From The Forme of Cury, 1390
Take benes and seeþ hem almost til þey bersten. take and wryng out þer water clene. do þerto Oynouns ysode and ymynced. and garlec þerwith. frye hem in oile. oþer in grece. & do þerto powdour douce. & serue it forth.
Take beans and seethe them almost until they burst. Take and wring out the water clean. Do there-to onions boiled and minced, and garlic therewith; fry them in oil or grease and do thereto powder fine and serve it forth.
1/2 lb dried fava beans
1 small onion, minced
3 cloves garlic, minced
2 tsp. powder fine*
salt to taste
Soak the fava beans in cold water according to the package directions. Once reconstituted, simmer until they’re still a little bit firm. Slip the skins at this point if you desire. Sweat the onions and garlic in a generous amount of olive oil. (You can boil the onions first, but I found it an unnecessary extra step.) Add the beans and spices and continue frying until the beans achieve the desired tenderness, stirring frequently.
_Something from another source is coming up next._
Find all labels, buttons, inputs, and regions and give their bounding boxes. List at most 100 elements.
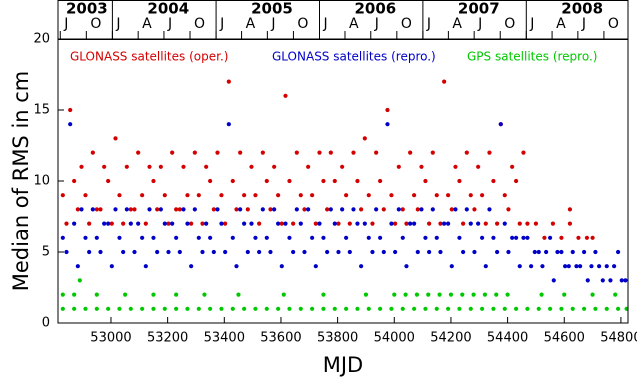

*Powder douce/powder fine.
1 Tbsp. powdered ginger (9g)
1 tsp. powdered cinnamon (2.5 g)
1/4 tsp. grains of paradise (1g)
1/2 tsp. powdered cloves (1g)
1/2 tsp. sugar (3g)
Pouldre fine (Based off of Le Menagier de Paris, translation from Medieval Cuisine.)
Prenez gingembre blanc (une once et une drachme?) canelle triée (un quarteron?) giroffle et graine de chascun demi quart d’once, et de succre en pierre (un quarteron?) et faictes pouldre .
Translation by Janet Hinson:
Fine Powder of spices
Take an (ounce and a drachma?) of white ginger, a (quarter-ounce?) of hand-picked cinnamon, half a quarter-ounce each of grains and cloves, and (a quarter-ounce ?) of rock sugar, and grind to powder.